September 20, 1975: The Bay City Rollers make their much-hyped American debut on the premiere episode of the ABC variety series Saturday Night Live With Howard Cosell. This short-lived attempt to turn Cosell into Ed Sullivan is best remembered today as the reason Saturday Night Live, which premiered three weeks later, was forced to work its first couple of seasons under an assumed name: NBC's Saturday Night.

September 20, 1973:
Jim Croce dies in a plane crash after a concert in Louisiana. Croce had a short-story writer's sense of character development, and it's hard to imagine that he wouldn't have taken up that craft in later years, a la Jimmy Buffett.

September 20, 1970: Jim Morrison is convicted in Miami of indecent exposure and public use of profanity stemming from an incident in which he reportedly dropped trou on stage. Man, they just don't stage concerts anymore like they did in the old days.

Birthdays Today:

Matthew and Gunnar Nelson are 38. Let's hope they invested the money from their 1990 number-one single "Can't Live Without Your Love and Affection," because their career since has been not much. Maybe because people confuse them with Hanson, which I do. All the time.

Chuck and John Panozzo of Styx are 56. Well, Chuck is. John died in 1996. Chuck is still playing with Styx. Do you think that Styx and bands like them really believed, when they started out 30 or 40 years ago, that they'd still be playing the same songs when they were damn near 60? I can't picture it.

Number-One Songs on This Date:
1993: "Dreamlover"/Mariah Carey.
Features a break in the middle in which Mariah does a wordless, Minnie-Riperton style climb to the highest notes in her register. It sounded so absurd to me that the first time I played the record on the air, I keyed the microphone in the middle and said, "Aw, honey, now you're just showing off."

1986: "Stuck With You"/Huey Lewis and the News.
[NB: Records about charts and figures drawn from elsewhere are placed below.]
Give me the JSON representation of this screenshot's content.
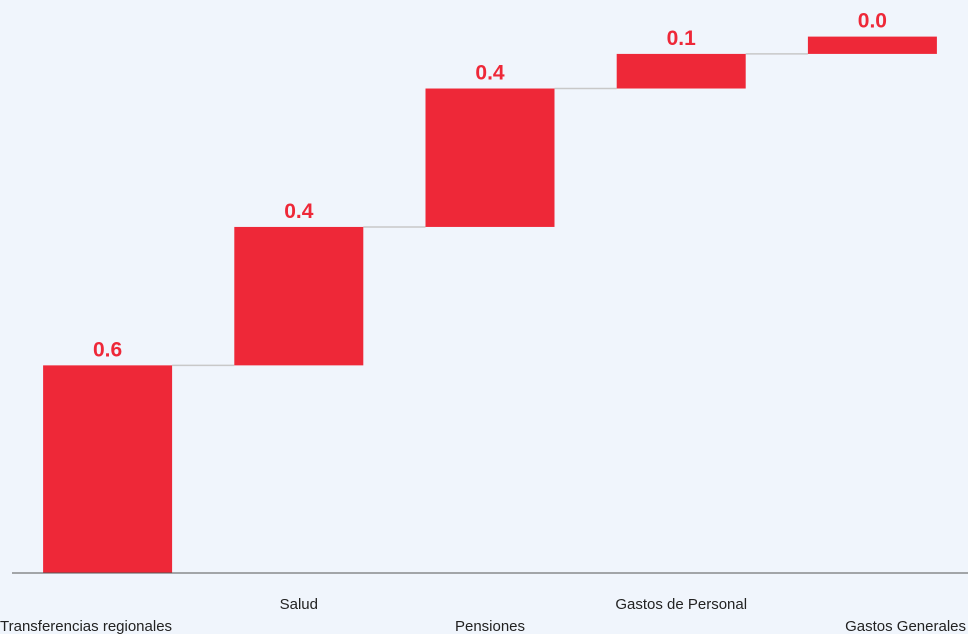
{
  "chart_data": {
    "type": "waterfall",
    "title": "",
    "xlabel": "",
    "ylabel": "",
    "categories": [
      "Transferencias regionales",
      "Salud",
      "Pensiones",
      "Gastos de Personal",
      "Gastos Generales"
    ],
    "values": [
      0.6,
      0.4,
      0.4,
      0.1,
      0.0
    ],
    "value_labels": [
      "0.6",
      "0.4",
      "0.4",
      "0.1",
      "0.0"
    ],
    "cumulative_ends": [
      0.6,
      1.0,
      1.4,
      1.5,
      1.55
    ],
    "ylim": [
      0,
      1.65
    ],
    "grid": false,
    "legend": "none",
    "colors": {
      "bar": "#ee2838",
      "label": "#ee2838",
      "connector": "#c8c8c8",
      "axis": "#555555",
      "background": "#f0f5fc"
    }
  }
}
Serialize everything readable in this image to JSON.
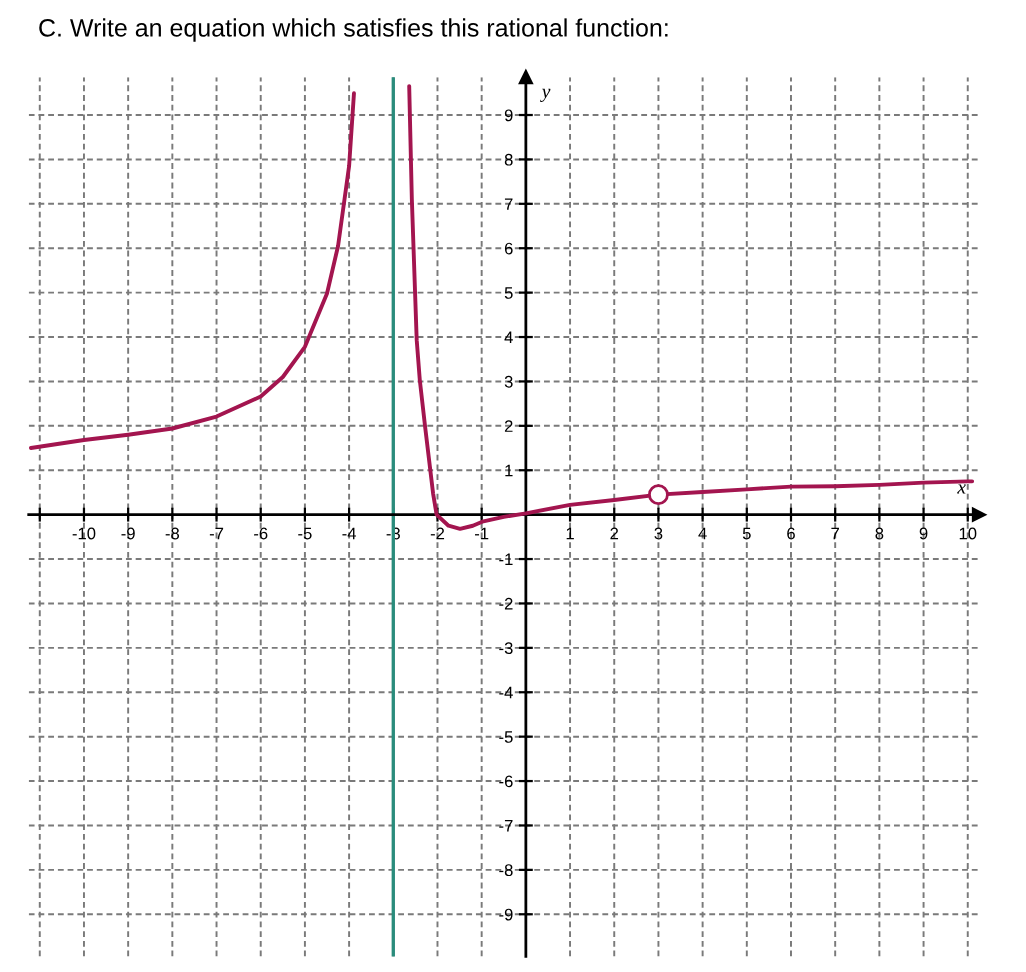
{
  "chart_data": {
    "type": "line",
    "title": "C. Write an equation which satisfies this rational function:",
    "xlabel": "x",
    "ylabel": "y",
    "series": [
      {
        "color": "#a3154f",
        "x": [
          -11.2,
          -10,
          -9,
          -8,
          -7,
          -6,
          -5.5,
          -5,
          -4.5,
          -4.25,
          -4,
          -3.89,
          -3,
          -2.64,
          -2.58,
          -2.47,
          -2.4,
          -2.28,
          -2.1,
          -2.02,
          -1.75,
          -1.49,
          -1.2,
          -0.96,
          -0.5,
          0,
          1,
          2,
          3,
          4,
          5,
          6,
          7,
          8,
          9,
          10,
          10.1
        ],
        "values": [
          1.5,
          1.68,
          1.8,
          1.94,
          2.21,
          2.66,
          3.1,
          3.78,
          4.98,
          6.05,
          7.85,
          9.49,
          null,
          9.65,
          7.1,
          3.93,
          3.03,
          1.98,
          0.48,
          0,
          -0.25,
          -0.32,
          -0.25,
          -0.15,
          -0.05,
          0.03,
          0.22,
          0.33,
          0.45,
          0.51,
          0.57,
          0.63,
          0.64,
          0.67,
          0.72,
          0.75,
          0.75
        ]
      },
      {
        "type": "scatter",
        "marker": "circle",
        "color": "#a3154f",
        "x": [
          3
        ],
        "values": [
          0.45
        ]
      }
    ],
    "xlim": [
      -11.25,
      10.25
    ],
    "ylim": [
      -9.95,
      9.85
    ],
    "xticks": [
      {
        "value": -11,
        "label": null
      },
      -10,
      -9,
      -8,
      -7,
      -6,
      -5,
      -4,
      -3,
      -2,
      -1,
      1,
      2,
      3,
      4,
      5,
      6,
      7,
      8,
      9,
      10
    ],
    "yticks": [
      -9,
      -8,
      -7,
      -6,
      -5,
      -4,
      -3,
      -2,
      -1,
      1,
      2,
      3,
      4,
      5,
      6,
      7,
      8,
      9
    ],
    "ref_lines": [
      {
        "axis": "x",
        "value": -3,
        "color": "#2a8c7c",
        "line_style": "solid"
      }
    ],
    "grid": true,
    "legend": false
  }
}
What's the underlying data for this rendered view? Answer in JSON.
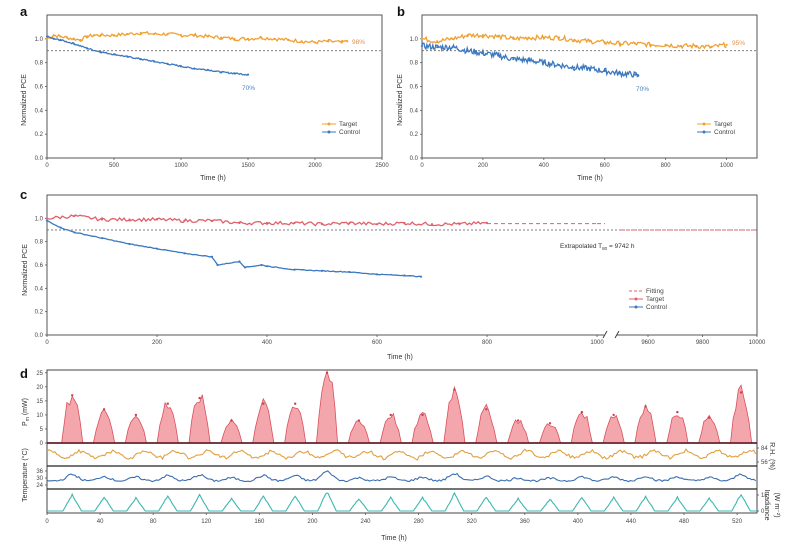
{
  "figure": {
    "panel_labels": [
      "a",
      "b",
      "c",
      "d"
    ]
  },
  "colors": {
    "target_orange": "#f0a030",
    "control_blue": "#3c78c0",
    "target_red": "#e0606a",
    "fill_red": "#f4a6ad",
    "rh_orange": "#e0a040",
    "temp_blue": "#3c6fb0",
    "irr_teal": "#3bb8b0",
    "threshold": "#555555"
  },
  "chart_data": [
    {
      "id": "a",
      "type": "line",
      "title": "",
      "xlabel": "Time (h)",
      "ylabel": "Normalized PCE",
      "xlim": [
        0,
        2500
      ],
      "ylim": [
        0,
        1.2
      ],
      "xticks": [
        0,
        500,
        1000,
        1500,
        2000,
        2500
      ],
      "yticks": [
        0.0,
        0.2,
        0.4,
        0.6,
        0.8,
        1.0
      ],
      "threshold": 0.9,
      "legend": {
        "position": "bottom-right",
        "entries": [
          "Target",
          "Control"
        ]
      },
      "series": [
        {
          "name": "Target",
          "color": "#f0a030",
          "x": [
            0,
            50,
            100,
            150,
            200,
            250,
            300,
            350,
            400,
            500,
            600,
            700,
            800,
            900,
            1000,
            1100,
            1200,
            1300,
            1400,
            1500,
            1600,
            1700,
            1800,
            1900,
            2000,
            2100,
            2200,
            2240
          ],
          "y": [
            1.0,
            1.03,
            1.02,
            1.01,
            1.0,
            0.99,
            1.02,
            1.03,
            1.03,
            1.03,
            1.04,
            1.05,
            1.04,
            1.04,
            1.03,
            1.03,
            1.02,
            1.01,
            1.0,
            1.0,
            1.01,
            1.0,
            0.99,
            0.98,
            0.97,
            0.98,
            0.97,
            0.98
          ]
        },
        {
          "name": "Control",
          "color": "#3c78c0",
          "x": [
            0,
            50,
            100,
            200,
            300,
            400,
            500,
            600,
            700,
            800,
            900,
            1000,
            1100,
            1200,
            1300,
            1400,
            1500
          ],
          "y": [
            1.02,
            1.0,
            0.99,
            0.96,
            0.92,
            0.89,
            0.87,
            0.85,
            0.83,
            0.81,
            0.79,
            0.77,
            0.75,
            0.74,
            0.72,
            0.71,
            0.7
          ]
        }
      ],
      "annotations": [
        {
          "text": "98%",
          "series": "Target"
        },
        {
          "text": "70%",
          "series": "Control"
        }
      ]
    },
    {
      "id": "b",
      "type": "scatter",
      "title": "",
      "xlabel": "Time (h)",
      "ylabel": "Normalized PCE",
      "xlim": [
        0,
        1100
      ],
      "ylim": [
        0,
        1.2
      ],
      "xticks": [
        0,
        200,
        400,
        600,
        800,
        1000
      ],
      "yticks": [
        0.0,
        0.2,
        0.4,
        0.6,
        0.8,
        1.0
      ],
      "threshold": 0.9,
      "legend": {
        "position": "bottom-right",
        "entries": [
          "Target",
          "Control"
        ]
      },
      "series": [
        {
          "name": "Target",
          "color": "#f0a030",
          "x": [
            0,
            50,
            100,
            150,
            200,
            250,
            300,
            350,
            400,
            450,
            500,
            550,
            600,
            650,
            700,
            750,
            800,
            850,
            900,
            950,
            1000
          ],
          "y": [
            1.0,
            0.98,
            1.0,
            1.03,
            1.03,
            1.02,
            1.0,
            1.01,
            1.01,
            1.01,
            0.99,
            0.98,
            0.97,
            0.96,
            0.96,
            0.95,
            0.95,
            0.94,
            0.94,
            0.93,
            0.95
          ]
        },
        {
          "name": "Control",
          "color": "#3c78c0",
          "x": [
            0,
            50,
            100,
            150,
            200,
            250,
            300,
            350,
            400,
            450,
            500,
            550,
            600,
            650,
            700,
            710
          ],
          "y": [
            0.94,
            0.93,
            0.93,
            0.9,
            0.88,
            0.86,
            0.83,
            0.82,
            0.8,
            0.78,
            0.76,
            0.75,
            0.73,
            0.71,
            0.7,
            0.69
          ]
        }
      ],
      "annotations": [
        {
          "text": "95%",
          "series": "Target"
        },
        {
          "text": "70%",
          "series": "Control"
        }
      ]
    },
    {
      "id": "c",
      "type": "scatter",
      "title": "",
      "xlabel": "Time (h)",
      "ylabel": "Normalized PCE",
      "ylim": [
        0,
        1.2
      ],
      "x_segments": [
        [
          0,
          1000
        ],
        [
          9500,
          10000
        ]
      ],
      "xticks": [
        0,
        200,
        400,
        600,
        800,
        1000,
        9600,
        9800,
        10000
      ],
      "yticks": [
        0.0,
        0.2,
        0.4,
        0.6,
        0.8,
        1.0
      ],
      "threshold": 0.9,
      "legend": {
        "position": "bottom-right",
        "entries": [
          "Fitting",
          "Target",
          "Control"
        ]
      },
      "series": [
        {
          "name": "Target",
          "color": "#e0606a",
          "x": [
            0,
            50,
            100,
            150,
            200,
            250,
            300,
            350,
            400,
            450,
            500,
            550,
            600,
            650,
            700,
            750,
            800
          ],
          "y": [
            1.0,
            1.02,
            0.99,
            0.99,
            0.99,
            0.98,
            0.98,
            0.96,
            0.96,
            0.96,
            0.95,
            0.96,
            0.95,
            0.96,
            0.95,
            0.95,
            0.96
          ]
        },
        {
          "name": "Control",
          "color": "#3c78c0",
          "x": [
            0,
            25,
            50,
            100,
            150,
            200,
            250,
            300,
            310,
            350,
            360,
            390,
            400,
            450,
            500,
            550,
            600,
            650,
            680
          ],
          "y": [
            0.98,
            0.92,
            0.88,
            0.83,
            0.78,
            0.74,
            0.7,
            0.67,
            0.6,
            0.63,
            0.58,
            0.6,
            0.59,
            0.56,
            0.55,
            0.54,
            0.52,
            0.51,
            0.5
          ]
        },
        {
          "name": "Fitting",
          "color": "#e0606a",
          "style": "dashed",
          "x": [
            800,
            1000
          ],
          "y": [
            0.955,
            0.955
          ]
        }
      ],
      "annotations": [
        {
          "text": "Extrapolated T",
          "subscript": "80",
          "suffix": " = 9742 h"
        }
      ]
    },
    {
      "id": "d",
      "type": "area",
      "title": "",
      "xlabel": "Time (h)",
      "xlim": [
        0,
        535
      ],
      "xticks": [
        0,
        40,
        80,
        120,
        160,
        200,
        240,
        280,
        320,
        360,
        400,
        440,
        480,
        520
      ],
      "subplots": [
        {
          "name": "Pm",
          "ylabel": "P",
          "ylabel_sub": "m",
          "ylabel_unit": " (mW)",
          "yticks": [
            0,
            5,
            10,
            15,
            20,
            25
          ],
          "ylim": [
            0,
            26
          ],
          "color": "#e0606a",
          "peaks": [
            {
              "x": 19,
              "y": 17
            },
            {
              "x": 43,
              "y": 12
            },
            {
              "x": 67,
              "y": 10
            },
            {
              "x": 91,
              "y": 14
            },
            {
              "x": 115,
              "y": 16
            },
            {
              "x": 139,
              "y": 8
            },
            {
              "x": 163,
              "y": 14
            },
            {
              "x": 187,
              "y": 14
            },
            {
              "x": 211,
              "y": 25
            },
            {
              "x": 235,
              "y": 8
            },
            {
              "x": 259,
              "y": 10
            },
            {
              "x": 283,
              "y": 10
            },
            {
              "x": 307,
              "y": 19
            },
            {
              "x": 331,
              "y": 12
            },
            {
              "x": 355,
              "y": 8
            },
            {
              "x": 379,
              "y": 7
            },
            {
              "x": 403,
              "y": 11
            },
            {
              "x": 427,
              "y": 10
            },
            {
              "x": 451,
              "y": 13
            },
            {
              "x": 475,
              "y": 11
            },
            {
              "x": 499,
              "y": 9
            },
            {
              "x": 523,
              "y": 18
            }
          ]
        },
        {
          "name": "R.H.",
          "ylabel": "R.H. (%)",
          "yticks": [
            56,
            84
          ],
          "color": "#e0a040"
        },
        {
          "name": "Temperature",
          "ylabel": "Temperature (°C)",
          "yticks": [
            24,
            30,
            36
          ],
          "color": "#3c6fb0"
        },
        {
          "name": "Irradiance",
          "ylabel": "Irradiance (W m⁻²)",
          "yticks": [
            "0",
            "1k"
          ],
          "color": "#3bb8b0"
        }
      ]
    }
  ],
  "labels": {
    "ylabel_pce": "Normalized PCE",
    "xlabel_time": "Time (h)",
    "legend_target": "Target",
    "legend_control": "Control",
    "legend_fitting": "Fitting",
    "a_target_pct": "98%",
    "a_control_pct": "70%",
    "b_target_pct": "95%",
    "b_control_pct": "70%",
    "c_extrap": "Extrapolated T",
    "c_extrap_sub": "80",
    "c_extrap_val": " = 9742 h",
    "d_temp_label": "Temperature (°C)",
    "d_rh_label": "R.H.",
    "d_rh_unit": "(%)",
    "d_irr_label": "Irradiance",
    "d_irr_unit": "(W m⁻²)",
    "d_pm_label": "P",
    "d_pm_sub": "m",
    "d_pm_unit": " (mW)"
  }
}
The first single from the long-awaited followup to Sports, which would be released later in the year. Fore! started a genre of its own--suburban dad rock, in which hanging out with the wife and kids becomes the ultimate rock-star move.

1975: "Fame"/David Bowie.
One of the strangest-sounding Number-One singles of the 70s, with that ominous fade-in and various weird guitar noises. Co-written by John Lennon.

1969: "Sugar Sugar"/The Archies.
Bubblegum music's "Stairway to Heaven." Do not let its cartoony origins fool you--you want to understand American popular music in the last half of the 20th century, you need to listen to this. For their contributions to that history, on this record and others, Jeff Barry and Andy Kim belong in the Rock and Roll Hall of Fame (and this time, I'm not kidding). Bubblegum aficionados go weak over Toni Wine's vocal line: "I'm gonna make your life so sweet." She's gotta be singing Veronica, because Betty ain't got that kind of soul.

1955: "Ain't That a Shame"/Pat Boone.
Yes, as a matter of fact, this safe-for-white-folks cover of Fats Domino's original is a shame.